论文的第一章和第二章分别为绪论和试剂及材料表征方法。
论文的第三章以三嵌段非离子型表面活性剂P123作为壳层模板剂,首次在弱酸或近中性条件下,合成得到了具有有序蠕虫状介孔壳层包覆TS-1的微孔介孔复合核壳结构材料(TS-1@MS)。通过对反应条件和合成过程的考察,提出了该核壳结构材料的可能形成机理为静电相互作用机理,这是因为非离子型表面活性剂P123的等电点为6.2,TS-1纳米颗粒的等电点为2.4,而在我们的合成体系(P123/NaC1/H2O/EtOH/TEOS/TS1)中pH值控制在4.0-5.5之间,因此模板剂胶束可以通过静电作用吸附在TS-1表面,硅源或氧化硅低聚物与胶束自组装形成介孔壳层。并成功将此机理应用于以其他分子筛如silicalite-1、ZSM-5、 Ti-MWW分子筛为核的微孔介孔复合核壳结构材料的合成过程中。介孔氧化硅壳层为蠕虫状孔道结构,壳层厚度可通过调节TEOS/TS-1配比控制在30-90nm间,颗粒尺寸随着壳层厚度的增加从350nm增加到500nm。研究结果发表在"Microporous Mesoporous Mater."杂志上。
论文的第四章以TS-1@MS为载体负载Au纳米粒子应用于丙烯、H2、O2直接气相环氧化反应制备环氧丙烷。和Au纳米粒子直接负载在TS-1表面相比,Au/TS-1@MS虽然Ti活性中心碱少,但催化活性(转化率3.7%)并没有下降,环氧丙烷选择性(>90%)明显优于Au/TS-1(78%).同时该催化剂具有良好的稳定性,连续反应132h,活性保持在3.7%,选择性大于87%。这是由于介孔Si02壳层对金纳米粒子具有限域作用,可以有效防止由于金纳米粒子的聚集而导致的活性和选择性下降。双功能催化剂Au/TS-1@MS的设计成功为丙烯直接气相环氧化反应制备具有重要工业应用价值的环氧丙烷提供了一类新型的催化材料。相关研究结果发表在“中国科学:化学”杂志上
论文的第五章以TS-1@MS为硬模板,蔗糖为碳源,有机碱四丙基氢氧化铵(TPAOH)为溶硅试剂,选择性的控制溶硅过程,首次制备得到介孔碳包覆TS-1的微孔介孔复合核壳结构分子筛(TS-1@MC)。核TS-1的微孔晶体结构没有被破坏,相反使用NaOH和HF为溶硅试剂由于选择性差而得不到TS-1晶体结构保持良好的TS-1@MC材料。TS-1@MC的微孔和介孔孔径分别为0.51nm和2.9nm,而BET比表面积和总孔容则分别高达883m2g-1和0.63cm3g-1。由于壳层介孔碳具有良好的疏水性、高的比表面积、孔容、结构可修饰等特点,是一类优良的载体材料。通过浸渍法将Pd纳米粒子负载在介孔碳壳层得到双功能催化材料Pd/TS-1@MC。将Pd/TS-1@MC应用于甲醇水溶液中从丙烯、H2、O2出发直接液相环氧化反应制备环氧丙烷,和Pd直接负载在TS-1表面及商业Pd/C和TS-1机械混合催化剂相比,Pd/TS-1@MC由于其独特的结构特点具有高的催化活性。为丙烯的直接液相环氧化提供了新的性能优异的催化材料。研究结果发表在材料化学领域知名期刊"J. Mater. Chem."上。
论文的第六章是在第五章研究的基础上,将溶硅条件变得更为苛刻,造成核TS-1部分溶硅,制备得到具有三级孔结构蛋壳型的介孔碳包覆TS-1的微孔介孔复合核壳结构材料(YS-TS-1@MC),分别为核TS-1的微孔(0.51nm)、壳层碳介孔(2.9nm)及介孔碳壳层和核TS-1间和TS-1小晶粒间的间隙孔(18.4nm)。
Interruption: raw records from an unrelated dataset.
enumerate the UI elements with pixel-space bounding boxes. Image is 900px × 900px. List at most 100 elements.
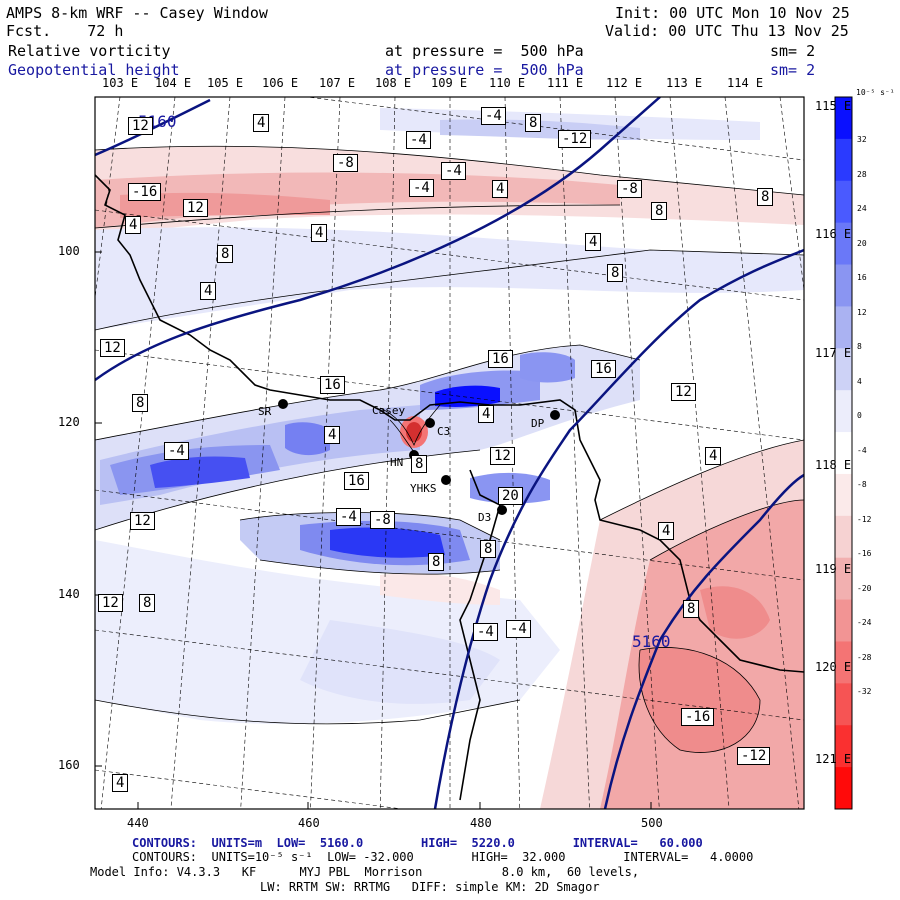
colorbar-label: -20 xyxy=(857,583,872,593)
contour-value-label: -12 xyxy=(737,747,771,765)
field1-level: at pressure = 500 hPa xyxy=(385,42,584,60)
y-tick-label: 160 xyxy=(58,758,80,772)
contour-value-label: 8 xyxy=(132,394,149,412)
contour-value-label: 12 xyxy=(490,447,515,465)
colorbar-swatch xyxy=(835,97,852,140)
contour-value-label: 12 xyxy=(100,339,125,357)
field1-name: Relative vorticity xyxy=(8,42,171,60)
colorbar-swatch xyxy=(835,432,852,475)
station-label-hn: HN xyxy=(390,456,404,469)
lon-label: 110 E xyxy=(489,76,526,90)
contour-value-label: -4 xyxy=(481,107,506,125)
colorbar-swatch xyxy=(835,599,852,642)
lon-label: 107 E xyxy=(319,76,356,90)
station-label-yhks: YHKS xyxy=(410,482,437,495)
plot-frame xyxy=(94,96,805,810)
contour-value-label: 16 xyxy=(320,376,345,394)
contour-value-label: 8 xyxy=(480,540,497,558)
contour-value-label: 12 xyxy=(128,117,153,135)
field2-level: at pressure = 500 hPa xyxy=(385,61,584,79)
contour-value-label: 4 xyxy=(492,180,509,198)
contour-value-label: -8 xyxy=(617,180,642,198)
contour-value-label: 4 xyxy=(200,282,217,300)
lon-label: 113 E xyxy=(666,76,703,90)
contour-value-label: -4 xyxy=(506,620,531,638)
lat-label: 117 E xyxy=(815,346,852,360)
station-dot-dp xyxy=(550,410,560,420)
footer-vorticity-contours: CONTOURS: UNITS=10⁻⁵ s⁻¹ LOW= -32.000 HI… xyxy=(132,850,754,864)
colorbar-label: -4 xyxy=(857,445,867,455)
contour-value-label: 12 xyxy=(183,199,208,217)
colorbar-label: 0 xyxy=(857,411,862,420)
colorbar-swatch xyxy=(835,180,852,224)
colorbar-swatch xyxy=(835,473,852,517)
lat-label: 120 E xyxy=(815,660,852,674)
station-label-d3: D3 xyxy=(478,511,492,524)
station-label-c3: C3 xyxy=(437,425,451,438)
colorbar-label: 32 xyxy=(857,135,867,144)
forecast-hour: Fcst. 72 h xyxy=(6,22,124,40)
contour-value-label: 8 xyxy=(217,245,234,263)
colorbar-unit: 10⁻⁵ s⁻¹ xyxy=(856,88,895,97)
contour-value-label: 16 xyxy=(591,360,616,378)
lon-label: 111 E xyxy=(547,76,584,90)
station-label-dp: DP xyxy=(531,417,545,430)
coastline xyxy=(95,174,804,801)
x-tick-label: 460 xyxy=(298,816,320,830)
contour-value-label: -12 xyxy=(558,130,592,148)
colorbar-label: -24 xyxy=(857,618,872,627)
lon-label: 105 E xyxy=(207,76,244,90)
y-tick-label: 140 xyxy=(58,587,80,601)
colorbar-label: 12 xyxy=(857,307,867,317)
colorbar-label: 16 xyxy=(857,273,867,282)
contour-value-label: -16 xyxy=(128,183,162,201)
lat-label: 119 E xyxy=(815,562,852,576)
lon-label: 108 E xyxy=(375,76,412,90)
colorbar-swatch xyxy=(835,390,852,433)
contour-value-label: 20 xyxy=(498,487,523,505)
colorbar-swatch xyxy=(835,264,852,307)
colorbar-swatch xyxy=(835,348,852,391)
colorbar-swatch xyxy=(835,138,852,182)
colorbar-swatch xyxy=(835,767,852,810)
contour-value-label: -4 xyxy=(409,179,434,197)
contour-value-label: -4 xyxy=(336,508,361,526)
contour-value-label: -8 xyxy=(333,154,358,172)
contour-value-label: 8 xyxy=(139,594,156,612)
contour-value-label: 4 xyxy=(311,224,328,242)
colorbar-label: -12 xyxy=(857,514,872,524)
x-tick-label: 480 xyxy=(470,816,492,830)
contour-value-label: -8 xyxy=(370,511,395,529)
colorbar-label: 20 xyxy=(857,238,867,248)
contour-value-label: 4 xyxy=(112,774,129,792)
field2-name: Geopotential height xyxy=(8,61,180,79)
contour-value-label: 4 xyxy=(324,426,341,444)
contour-value-label: 4 xyxy=(478,405,495,423)
colorbar-swatch xyxy=(835,222,852,266)
station-label-sr: SR xyxy=(258,405,272,418)
contour-value-label: 16 xyxy=(344,472,369,490)
colorbar-label: -32 xyxy=(857,687,872,696)
colorbar-swatch xyxy=(835,557,852,601)
colorbar xyxy=(835,97,852,810)
colorbar-swatch xyxy=(835,683,852,726)
colorbar-swatch xyxy=(835,515,852,559)
x-tick-label: 440 xyxy=(127,816,149,830)
lat-label: 116 E xyxy=(815,227,852,241)
colorbar-swatch xyxy=(835,725,852,768)
contour-value-label: 8 xyxy=(651,202,668,220)
lon-label: 112 E xyxy=(606,76,643,90)
height-label: 5160 xyxy=(632,632,671,651)
graticule xyxy=(95,97,804,809)
contour-value-label: 12 xyxy=(98,594,123,612)
footer-model-info: Model Info: V4.3.3 KF MYJ PBL Morrison 8… xyxy=(90,865,640,879)
contour-value-label: -4 xyxy=(441,162,466,180)
y-tick-label: 120 xyxy=(58,415,80,429)
contour-value-label: -16 xyxy=(681,708,715,726)
lon-label: 103 E xyxy=(102,76,139,90)
contour-value-label: 4 xyxy=(658,522,675,540)
colorbar-label: 24 xyxy=(857,204,867,213)
colorbar-label: -16 xyxy=(857,549,872,558)
station-dot-sr xyxy=(278,399,288,409)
虽然在苛刻的条件下溶硅,但核TS-1的晶体结构并没有大的破坏,仍然保持了MFI的晶体结构。催化正己烯和H2O2的环氧化反应,TON值和未经碱处理的TS-1的活性相当,甚至还略有提高。该蛋壳型材料的形成可以在很宽的条件范围内调节,为制备其他类型的蛋壳型介孔碳包覆其他类型的功能材料尤其是无机晶体材料提供了一种新的方法。负载Pd纳米粒子和Rh(OH)x后作为双功能催化剂可以高效催化丙烯、H2、02的直接液相环氧化和苯甲醛、氨、H202的氨肟化重排一锅反应。相关研究结果发表在"Chin.Chem.Lett."。
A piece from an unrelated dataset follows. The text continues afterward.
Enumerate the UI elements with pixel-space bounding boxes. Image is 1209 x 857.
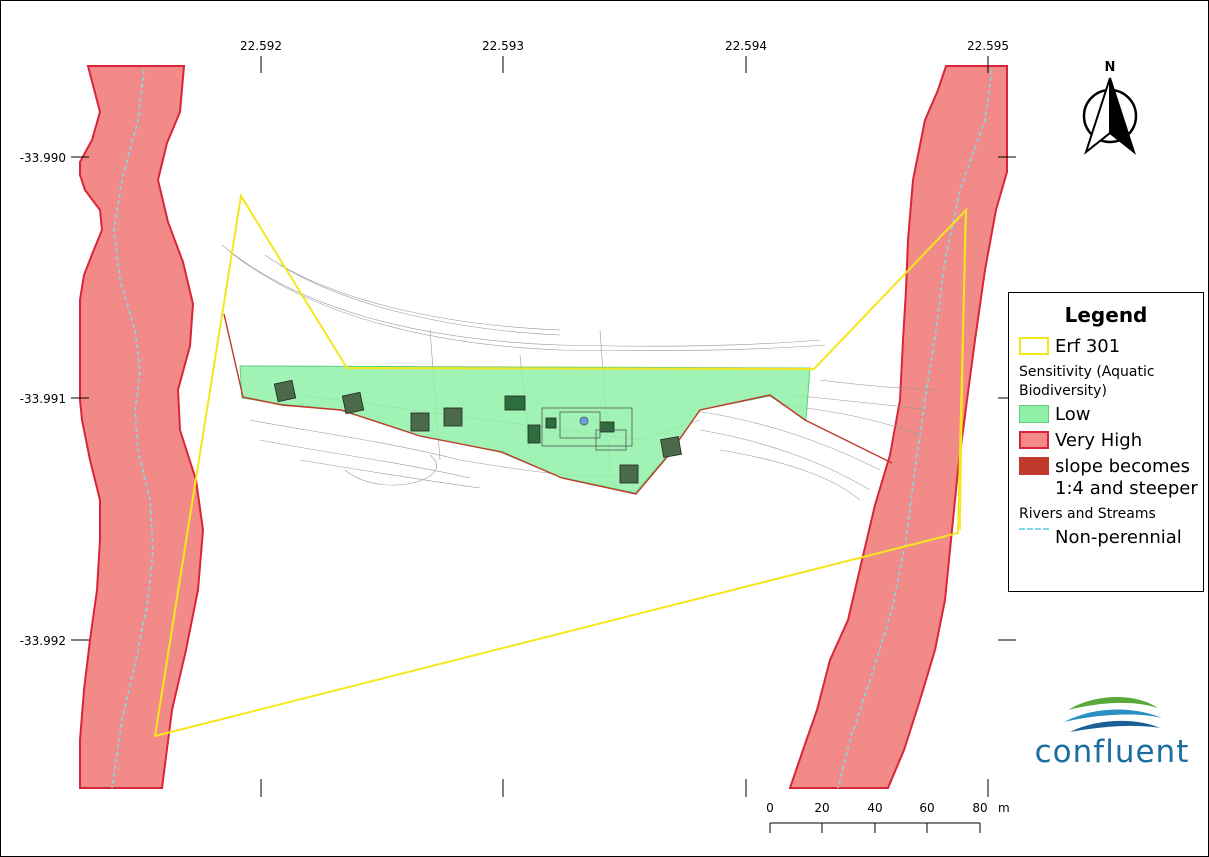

论文的第七章,首次在微乳液体系中成功制备了辐射状介孔纤维Si02包覆TS-1的单分散微孔介孔复合核壳结构材料TS-1@KCC-1。TS-1@KCC-1可以在较宽的温度和时间范围合成得到,并且壳层厚度可方便地通过调节硅源TEOS与TS-1的配比加以控制。对TS-1@KCC-1的形成机理研究表明,特殊的微乳液合成体系是形成辐射状纤维Si02包覆TS-1的关键,为在微乳液体系中合成其他单分散核壳复合材料提供了一种新的可能方法。贵金属Rh(OH)x物种负载在TS-1@KCC-1载体上,可以高效催化醛、氨水、双氧水经氨肟化重排一锅反应制备伯酰胺,开辟了一条全新的制备伯酰胺的技术;同时Rh(OH)x负载在TS-1@KCC-1载体上,可以有效抑制Rh(OH)x物种的流失,Rh(OH)x/TS-1@KCC-1具有良好的重复使用性能及优异的高温水热稳定性能。相关研究结果以通讯形式发表在"Chem.Commun."和"Chin.J.Catal."上。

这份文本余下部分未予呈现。